The 24-hour strike by Spanish air traffic controllers has cost the tourist and airline sectors hundreds of millions of euros and the political cost for an already unpopular government could be much higher.

A walk-out by the controllers on Friday paralyzed airports and stranded hundreds of thousands of travelers after the cabinet approved new rules regulating their hours and agreed a partial sell-off of airport authority AENA.

There were no official estimates, but newspapers said the strike may have cost the tourism industry as much as 350 million euros and airlines more than 100 million euros ($134 million).

It's too early to put a figure on the cost of the disruption, an AENA spokesman said on Sunday.

Prime Minister Jose Luis Rodriguez Zapatero declared the first state of emergency since General Francisco Franco's military rule ended in 1975 to end the unofficial action.

But images of soldiers taking over control towers will be an embarrassment to Zapatero, only days after he announced plans to raise around 9 billion euros by selling 49 percent of AENA.

Several controllers said they were herded back to work at gun point by the police and threatened with imprisonment if they didn't return to work. Spain's Deputy Prime Minister Alfredo Perez Rubalcaba denied that guns were drawn.

Can you imagine a member of the civil guard or a soldier walking in with a gun? It's simply unthinkable, Rubalcaba said during a radio interview.

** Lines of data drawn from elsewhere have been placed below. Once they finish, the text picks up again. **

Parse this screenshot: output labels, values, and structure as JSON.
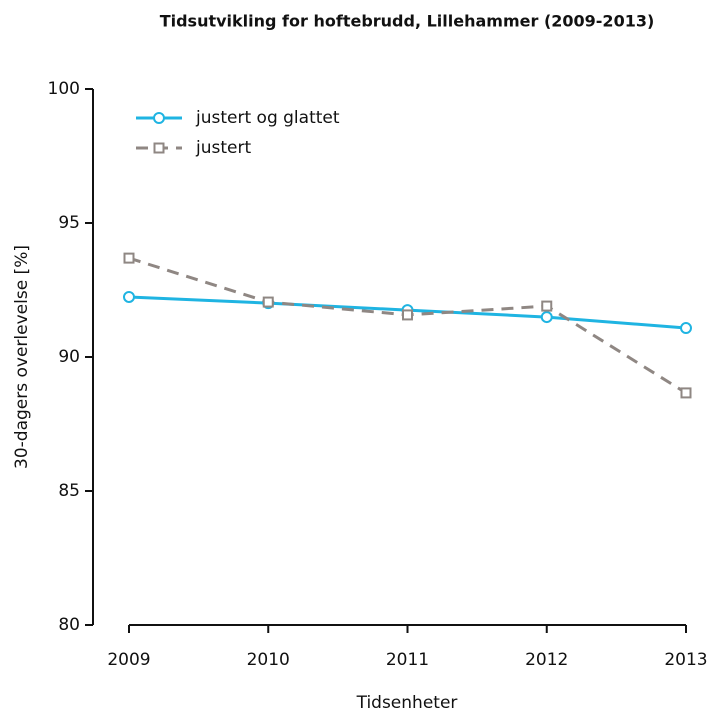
{
  "chart_data": {
    "type": "line",
    "title": "Tidsutvikling for hoftebrudd, Lillehammer (2009-2013)",
    "x_label": "Tidsenheter",
    "y_label": "30-dagers overlevelse [%]",
    "x": [
      2009,
      2010,
      2011,
      2012,
      2013
    ],
    "xlim": [
      2009,
      2013
    ],
    "xticks": [
      2009,
      2010,
      2011,
      2012,
      2013
    ],
    "ylim": [
      80,
      100
    ],
    "yticks": [
      80,
      85,
      90,
      95,
      100
    ],
    "legend": "topleft",
    "series": [
      {
        "name": "justert og glattet",
        "color": "#1fb4e2",
        "marker": "circle",
        "dash": false,
        "values": [
          92.24,
          92.01,
          91.75,
          91.49,
          91.08
        ]
      },
      {
        "name": "justert",
        "color": "#8f8783",
        "marker": "square",
        "dash": true,
        "values": [
          93.69,
          92.05,
          91.57,
          91.9,
          88.66
        ]
      }
    ]
  }
}
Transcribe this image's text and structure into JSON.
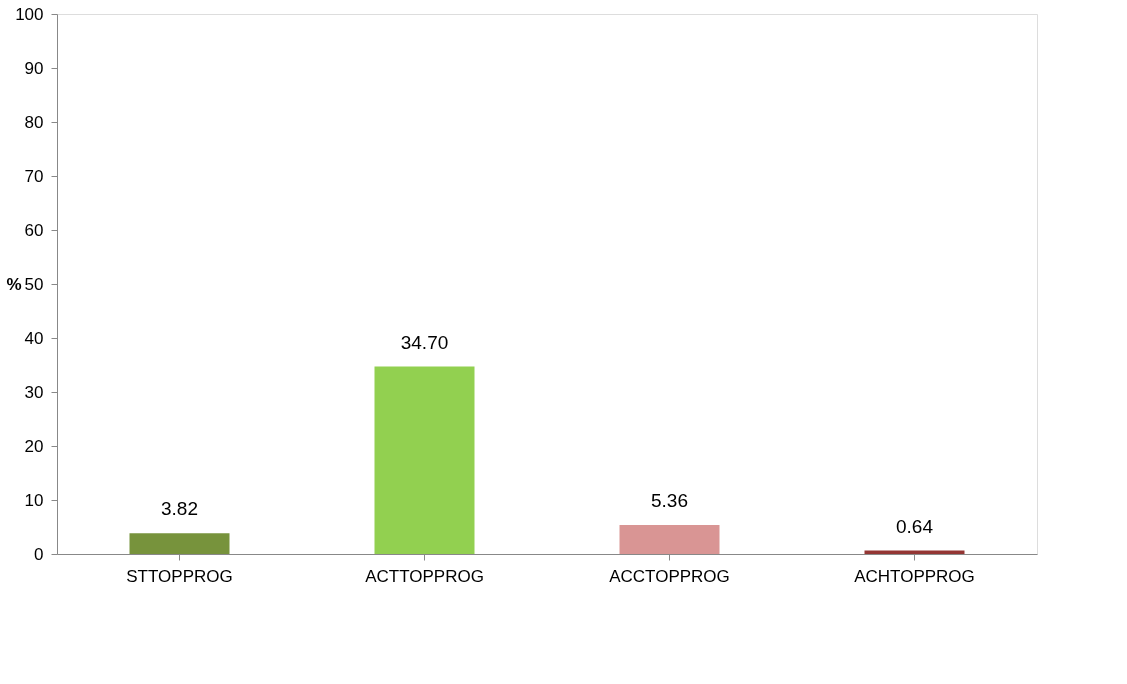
{
  "chart_data": {
    "type": "bar",
    "ylabel": "%",
    "categories": [
      "STTOPPROG",
      "ACTTOPPROG",
      "ACCTOPPROG",
      "ACHTOPPROG"
    ],
    "values": [
      3.82,
      34.7,
      5.36,
      0.64
    ],
    "colors": [
      "#77933c",
      "#92d050",
      "#d99594",
      "#943634"
    ],
    "value_labels": [
      "3.82",
      "34.70",
      "5.36",
      "0.64"
    ],
    "ylim": [
      0,
      100
    ],
    "yticks": [
      0,
      10,
      20,
      30,
      40,
      50,
      60,
      70,
      80,
      90,
      100
    ],
    "grid": false
  }
}
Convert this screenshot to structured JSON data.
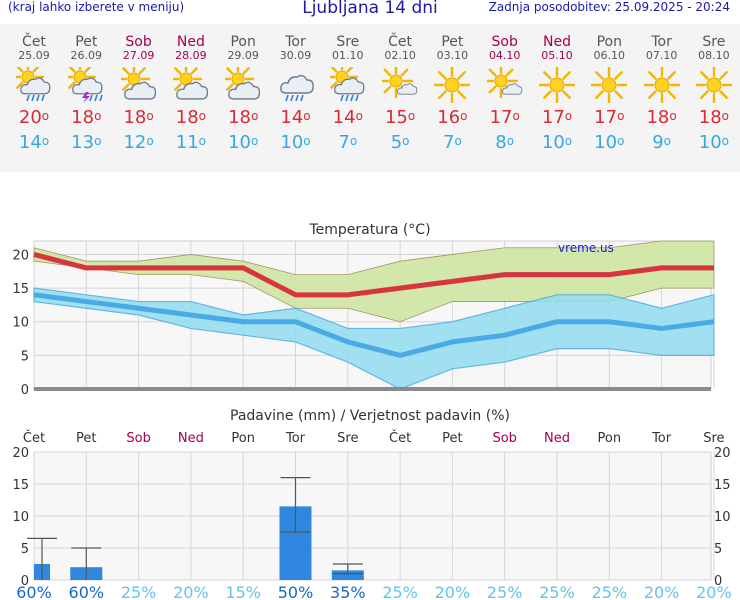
{
  "header": {
    "left": "(kraj lahko izberete v meniju)",
    "title": "Ljubljana 14 dni",
    "right": "Zadnja posodobitev: 25.09.2025 - 20:24"
  },
  "days": [
    {
      "name": "Čet",
      "date": "25.09",
      "weekend": false,
      "icon": "sun-cloud-rain-icon",
      "max": "20",
      "min": "14"
    },
    {
      "name": "Pet",
      "date": "26.09",
      "weekend": false,
      "icon": "sun-cloud-thunder-icon",
      "max": "18",
      "min": "13"
    },
    {
      "name": "Sob",
      "date": "27.09",
      "weekend": true,
      "icon": "sun-cloud-icon",
      "max": "18",
      "min": "12"
    },
    {
      "name": "Ned",
      "date": "28.09",
      "weekend": true,
      "icon": "sun-cloud-icon",
      "max": "18",
      "min": "11"
    },
    {
      "name": "Pon",
      "date": "29.09",
      "weekend": false,
      "icon": "sun-cloud-icon",
      "max": "18",
      "min": "10"
    },
    {
      "name": "Tor",
      "date": "30.09",
      "weekend": false,
      "icon": "cloud-rain-icon",
      "max": "14",
      "min": "10"
    },
    {
      "name": "Sre",
      "date": "01.10",
      "weekend": false,
      "icon": "sun-cloud-rain-icon",
      "max": "14",
      "min": "7"
    },
    {
      "name": "Čet",
      "date": "02.10",
      "weekend": false,
      "icon": "sun-small-cloud-icon",
      "max": "15",
      "min": "5"
    },
    {
      "name": "Pet",
      "date": "03.10",
      "weekend": false,
      "icon": "sun-icon",
      "max": "16",
      "min": "7"
    },
    {
      "name": "Sob",
      "date": "04.10",
      "weekend": true,
      "icon": "sun-small-cloud-icon",
      "max": "17",
      "min": "8"
    },
    {
      "name": "Ned",
      "date": "05.10",
      "weekend": true,
      "icon": "sun-icon",
      "max": "17",
      "min": "10"
    },
    {
      "name": "Pon",
      "date": "06.10",
      "weekend": false,
      "icon": "sun-icon",
      "max": "17",
      "min": "10"
    },
    {
      "name": "Tor",
      "date": "07.10",
      "weekend": false,
      "icon": "sun-icon",
      "max": "18",
      "min": "9"
    },
    {
      "name": "Sre",
      "date": "08.10",
      "weekend": false,
      "icon": "sun-icon",
      "max": "18",
      "min": "10"
    }
  ],
  "degree_symbol": "o",
  "chart_data": [
    {
      "type": "line",
      "title": "Temperatura (°C)",
      "watermark": "vreme.us",
      "ylim": [
        0,
        22
      ],
      "yticks": [
        0,
        5,
        10,
        15,
        20
      ],
      "x": [
        1,
        2,
        3,
        4,
        5,
        6,
        7,
        8,
        9,
        10,
        11,
        12,
        13,
        14
      ],
      "series": [
        {
          "values": [
            20,
            18,
            18,
            18,
            18,
            14,
            14,
            15,
            16,
            17,
            17,
            17,
            18,
            18
          ],
          "color": "#d8343d"
        },
        {
          "values": [
            14,
            13,
            12,
            11,
            10,
            10,
            7,
            5,
            7,
            8,
            10,
            10,
            9,
            10
          ],
          "color": "#4aaae6"
        }
      ],
      "max_band_upper": [
        21,
        19,
        19,
        20,
        19,
        17,
        17,
        19,
        20,
        21,
        21,
        21,
        22,
        22
      ],
      "max_band_lower": [
        19,
        18,
        17,
        17,
        16,
        12,
        12,
        10,
        13,
        13,
        13,
        13,
        15,
        15
      ],
      "min_band_upper": [
        15,
        14,
        13,
        13,
        11,
        12,
        9,
        9,
        10,
        12,
        14,
        14,
        12,
        14
      ],
      "min_band_lower": [
        13,
        12,
        11,
        9,
        8,
        7,
        4,
        0,
        3,
        4,
        6,
        6,
        5,
        5
      ],
      "grid": true
    },
    {
      "type": "bar",
      "title": "Padavine (mm) / Verjetnost padavin (%)",
      "ylim": [
        0,
        20
      ],
      "yticks": [
        0,
        5,
        10,
        15,
        20
      ],
      "categories": [
        "Čet",
        "Pet",
        "Sob",
        "Ned",
        "Pon",
        "Tor",
        "Sre",
        "Čet",
        "Pet",
        "Sob",
        "Ned",
        "Pon",
        "Tor",
        "Sre"
      ],
      "weekend": [
        false,
        false,
        true,
        true,
        false,
        false,
        false,
        false,
        false,
        true,
        true,
        false,
        false,
        false
      ],
      "values": [
        2.5,
        2,
        0,
        0,
        0,
        11.5,
        1.5,
        0,
        0,
        0,
        0,
        0,
        0,
        0
      ],
      "error_high": [
        6.5,
        5,
        null,
        null,
        null,
        16,
        2.5,
        null,
        null,
        null,
        null,
        null,
        null,
        null
      ],
      "error_low": [
        null,
        null,
        null,
        null,
        null,
        7.5,
        1,
        null,
        null,
        null,
        null,
        null,
        null,
        null
      ],
      "probability": [
        "60%",
        "60%",
        "25%",
        "20%",
        "15%",
        "50%",
        "35%",
        "25%",
        "20%",
        "25%",
        "25%",
        "25%",
        "20%",
        "20%"
      ],
      "probability_strong": [
        true,
        true,
        false,
        false,
        false,
        true,
        true,
        false,
        false,
        false,
        false,
        false,
        false,
        false
      ],
      "bar_color": "#2f87e0",
      "grid": true
    }
  ]
}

Zapatero has been absent during the crisis, leaving all the explaining to Rubalcaba who promised there would be no more strikes over the Christmas period. During a 15-day state of emergency, the controllers will work under military rule.

Many families save all year for this long weekend...It's been very damaging for the hotels, for businesses and for the country's image. And somebody must take responsibility and take measures so it doesn't happen again, Rubalcaba said.

The world has to understand this will not happen again. Very drastic measures must be taken and we'll do everything that can be done, he added.

The government's tough response was widely applauded in Spanish newspapers. The controllers are an easy target, earning around 10 times the average family's wage, while Spain suffers the highest levels of unemployment in the European Union.

While even the political opposition were reluctant to criticize the Socialists for how they dealt with the strike, it will do little to change the perception of a weak government only ready to act when its back is against the wall.

While the markets gave Spain some breathing space last week, tax hikes and spending cuts and the reform pledges, have shredded popular support for the Socialists. The latest opinion poll showed they had dropped to their lowest point at any time in the country's modern democratic era.